What I’ve Been Reading Lately…

Dominicana, Angie Cruz

Dominicana tells the coming-of-age story of a young woman form the Dominican Republic who marries a man she does not love in order to help her family find economic stability. Angie Cruz has talked about how her grandmother’s own story inspired this novel, as well as the story of many young women like her, who obeyed their family’s wishes instead of their own and set about creating futures that they didn’t necessarily want, but that in the end, were their own. Ana, the protagonist of this story and only 15 years old, travels with her new husband to New York City after a sham wedding in her village. She knows only her husband and his brothers, does not speak English, and obeys her husband when he tells her to stay in the house. Isolated and alone, and then pregnant, Ana begins to discover who her husband really is while also getting to know his youngest brother, who she eventually falls in love with. Her husband gets papers for her mother and brother, and she is torn about what future to choose: the one where she stays with her abusive husband in order to help her family, or the one that would be completely for her and of her own desire, where she runs away with the man she loves.

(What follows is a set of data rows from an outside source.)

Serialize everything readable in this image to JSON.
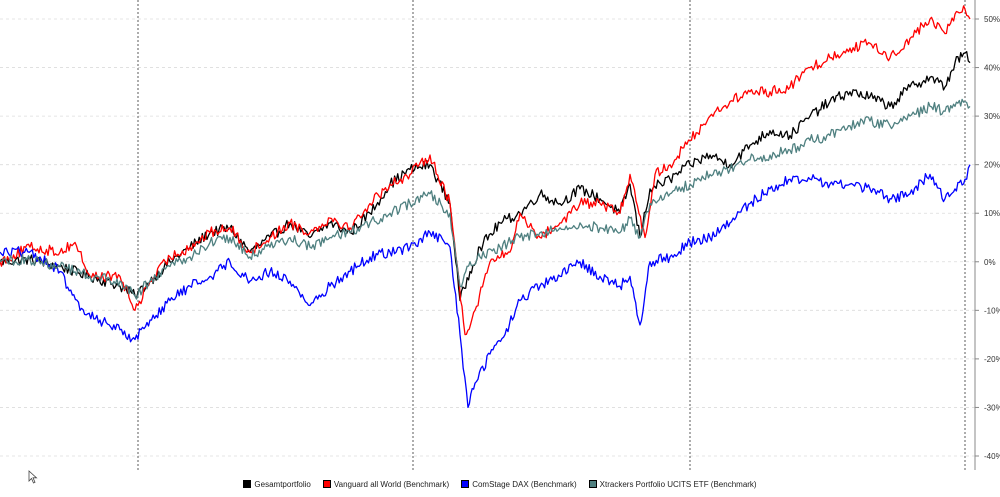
{
  "chart_data": {
    "type": "line",
    "title": "",
    "xlabel": "",
    "ylabel": "",
    "ylim": [
      -42,
      53
    ],
    "y_ticks": [
      -40,
      -30,
      -20,
      -10,
      0,
      10,
      20,
      30,
      40,
      50
    ],
    "y_tick_suffix": "%",
    "y_axis_side": "right",
    "grid": "horizontal-dashed",
    "x_range": [
      0,
      1000
    ],
    "vertical_markers": [
      138,
      413,
      690,
      965
    ],
    "legend_position": "bottom-center",
    "series": [
      {
        "name": "Gesamtportfolio",
        "color": "#000000",
        "points": [
          [
            0,
            0
          ],
          [
            30,
            0.5
          ],
          [
            60,
            -1
          ],
          [
            90,
            -3
          ],
          [
            120,
            -5
          ],
          [
            135,
            -7
          ],
          [
            150,
            -4
          ],
          [
            170,
            0
          ],
          [
            190,
            3
          ],
          [
            210,
            6
          ],
          [
            230,
            7
          ],
          [
            250,
            2
          ],
          [
            270,
            5
          ],
          [
            290,
            8
          ],
          [
            310,
            5
          ],
          [
            330,
            8
          ],
          [
            350,
            6
          ],
          [
            370,
            10
          ],
          [
            390,
            16
          ],
          [
            410,
            19
          ],
          [
            430,
            20
          ],
          [
            450,
            12
          ],
          [
            460,
            -8
          ],
          [
            470,
            -2
          ],
          [
            480,
            3
          ],
          [
            500,
            8
          ],
          [
            520,
            10
          ],
          [
            540,
            14
          ],
          [
            560,
            12
          ],
          [
            580,
            15
          ],
          [
            600,
            13
          ],
          [
            620,
            10
          ],
          [
            630,
            16
          ],
          [
            640,
            5
          ],
          [
            650,
            15
          ],
          [
            670,
            17
          ],
          [
            690,
            20
          ],
          [
            710,
            22
          ],
          [
            730,
            20
          ],
          [
            750,
            24
          ],
          [
            770,
            27
          ],
          [
            790,
            26
          ],
          [
            810,
            30
          ],
          [
            830,
            33
          ],
          [
            850,
            35
          ],
          [
            870,
            34
          ],
          [
            890,
            32
          ],
          [
            910,
            36
          ],
          [
            930,
            38
          ],
          [
            945,
            36
          ],
          [
            955,
            41
          ],
          [
            965,
            43
          ],
          [
            970,
            41
          ]
        ]
      },
      {
        "name": "Vanguard all World (Benchmark)",
        "color": "#ff0000",
        "points": [
          [
            0,
            0
          ],
          [
            30,
            3
          ],
          [
            60,
            2
          ],
          [
            75,
            4
          ],
          [
            90,
            -3
          ],
          [
            120,
            -3
          ],
          [
            135,
            -10
          ],
          [
            150,
            -4
          ],
          [
            170,
            1
          ],
          [
            190,
            3
          ],
          [
            210,
            6
          ],
          [
            230,
            7
          ],
          [
            250,
            2
          ],
          [
            270,
            5
          ],
          [
            290,
            8
          ],
          [
            310,
            6
          ],
          [
            330,
            9
          ],
          [
            350,
            7
          ],
          [
            370,
            12
          ],
          [
            390,
            16
          ],
          [
            410,
            18
          ],
          [
            430,
            22
          ],
          [
            450,
            12
          ],
          [
            465,
            -15
          ],
          [
            475,
            -10
          ],
          [
            490,
            0
          ],
          [
            510,
            2
          ],
          [
            520,
            10
          ],
          [
            540,
            5
          ],
          [
            560,
            8
          ],
          [
            580,
            12
          ],
          [
            600,
            12
          ],
          [
            620,
            10
          ],
          [
            630,
            18
          ],
          [
            645,
            5
          ],
          [
            655,
            18
          ],
          [
            670,
            20
          ],
          [
            690,
            25
          ],
          [
            710,
            30
          ],
          [
            730,
            33
          ],
          [
            750,
            35
          ],
          [
            770,
            35
          ],
          [
            790,
            36
          ],
          [
            810,
            40
          ],
          [
            830,
            42
          ],
          [
            850,
            44
          ],
          [
            870,
            45
          ],
          [
            890,
            42
          ],
          [
            910,
            46
          ],
          [
            930,
            50
          ],
          [
            945,
            47
          ],
          [
            955,
            51
          ],
          [
            965,
            52
          ],
          [
            970,
            50
          ]
        ]
      },
      {
        "name": "ComStage DAX (Benchmark)",
        "color": "#0000ff",
        "points": [
          [
            0,
            2
          ],
          [
            20,
            2
          ],
          [
            40,
            1
          ],
          [
            60,
            -2
          ],
          [
            80,
            -10
          ],
          [
            100,
            -12
          ],
          [
            120,
            -14
          ],
          [
            135,
            -16
          ],
          [
            150,
            -12
          ],
          [
            170,
            -8
          ],
          [
            190,
            -5
          ],
          [
            210,
            -3
          ],
          [
            230,
            0
          ],
          [
            250,
            -4
          ],
          [
            270,
            -2
          ],
          [
            290,
            -4
          ],
          [
            310,
            -9
          ],
          [
            330,
            -5
          ],
          [
            350,
            -2
          ],
          [
            370,
            1
          ],
          [
            390,
            2
          ],
          [
            410,
            3
          ],
          [
            430,
            6
          ],
          [
            450,
            3
          ],
          [
            460,
            -15
          ],
          [
            468,
            -30
          ],
          [
            475,
            -25
          ],
          [
            490,
            -19
          ],
          [
            505,
            -15
          ],
          [
            520,
            -8
          ],
          [
            540,
            -5
          ],
          [
            560,
            -3
          ],
          [
            580,
            0
          ],
          [
            600,
            -3
          ],
          [
            620,
            -5
          ],
          [
            630,
            -3
          ],
          [
            640,
            -13
          ],
          [
            650,
            0
          ],
          [
            670,
            1
          ],
          [
            690,
            4
          ],
          [
            710,
            5
          ],
          [
            730,
            8
          ],
          [
            750,
            12
          ],
          [
            770,
            15
          ],
          [
            790,
            17
          ],
          [
            810,
            17
          ],
          [
            830,
            16
          ],
          [
            850,
            16
          ],
          [
            870,
            15
          ],
          [
            890,
            13
          ],
          [
            910,
            14
          ],
          [
            930,
            18
          ],
          [
            945,
            13
          ],
          [
            955,
            15
          ],
          [
            965,
            17
          ],
          [
            970,
            20
          ]
        ]
      },
      {
        "name": "Xtrackers Portfolio UCITS ETF (Benchmark)",
        "color": "#4f8080",
        "points": [
          [
            0,
            0
          ],
          [
            30,
            0.5
          ],
          [
            60,
            -1
          ],
          [
            90,
            -3
          ],
          [
            120,
            -4
          ],
          [
            135,
            -7
          ],
          [
            150,
            -4
          ],
          [
            170,
            -1
          ],
          [
            190,
            1
          ],
          [
            210,
            4
          ],
          [
            230,
            5
          ],
          [
            250,
            1
          ],
          [
            270,
            3
          ],
          [
            290,
            5
          ],
          [
            310,
            3
          ],
          [
            330,
            5
          ],
          [
            350,
            6
          ],
          [
            370,
            8
          ],
          [
            390,
            10
          ],
          [
            410,
            12
          ],
          [
            430,
            14
          ],
          [
            450,
            10
          ],
          [
            460,
            -5
          ],
          [
            470,
            0
          ],
          [
            480,
            1
          ],
          [
            500,
            3
          ],
          [
            520,
            5
          ],
          [
            540,
            6
          ],
          [
            560,
            7
          ],
          [
            580,
            8
          ],
          [
            600,
            7
          ],
          [
            620,
            6
          ],
          [
            630,
            9
          ],
          [
            640,
            5
          ],
          [
            650,
            12
          ],
          [
            670,
            14
          ],
          [
            690,
            16
          ],
          [
            710,
            18
          ],
          [
            730,
            19
          ],
          [
            750,
            21
          ],
          [
            770,
            22
          ],
          [
            790,
            23
          ],
          [
            810,
            25
          ],
          [
            830,
            26
          ],
          [
            850,
            28
          ],
          [
            870,
            29
          ],
          [
            890,
            28
          ],
          [
            910,
            30
          ],
          [
            930,
            32
          ],
          [
            945,
            31
          ],
          [
            955,
            32
          ],
          [
            965,
            33
          ],
          [
            970,
            32
          ]
        ]
      }
    ]
  },
  "legend": {
    "items": [
      {
        "label": "Gesamtportfolio",
        "color": "#000000"
      },
      {
        "label": "Vanguard all World (Benchmark)",
        "color": "#ff0000"
      },
      {
        "label": "ComStage DAX (Benchmark)",
        "color": "#0000ff"
      },
      {
        "label": "Xtrackers Portfolio UCITS ETF (Benchmark)",
        "color": "#4f8080"
      }
    ]
  },
  "cursor": {
    "icon": "mouse-pointer-icon"
  }
}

Cruz’s novel was shortlisted for the Women’s Prize in 2020.

Eileen, Ottessa Moshfegh

I read Ottessa Moshfegh’s novel My Year of Rest and Relaxation last year and thought it was strange and grotesque in its own unique way, but now, after having read Eileen, I realize that this is just her style of writing. Eileen is both the protagonist and narrator of this slim novel, and her mind is not a happy place to be at all. Traumatized from a loveless childhood that left her feeling unwanted, unworthy, and undesirable, Eileen hates both herself and everyone around her. She is both her own harshest critic and also terribly judgmental of every person she comes into contact with. After the first 50 pages my mental state had taken a turn for the worse, and it got no better the further I went. Eileen is telling her story 50 years after the fact, but has seemed to gain no perspective, or remorse, for the crime she committed, which drove her to run away from home and abandon her past and everything in it for a new life in New York City. If Moshfegh’s other novel was problematic in that it dealt with upper class excesses that almost no normal person has the luxury for, this novel is almost its exact opposite, dealing with poverty in all its forms: lack of love, lack of financial security, lack of joy, and lack of motivation to find a way to have a better life, and leaves the reader disgusted with the narrator and disgusted with the world she was born into and forced to navigate through with little to no help.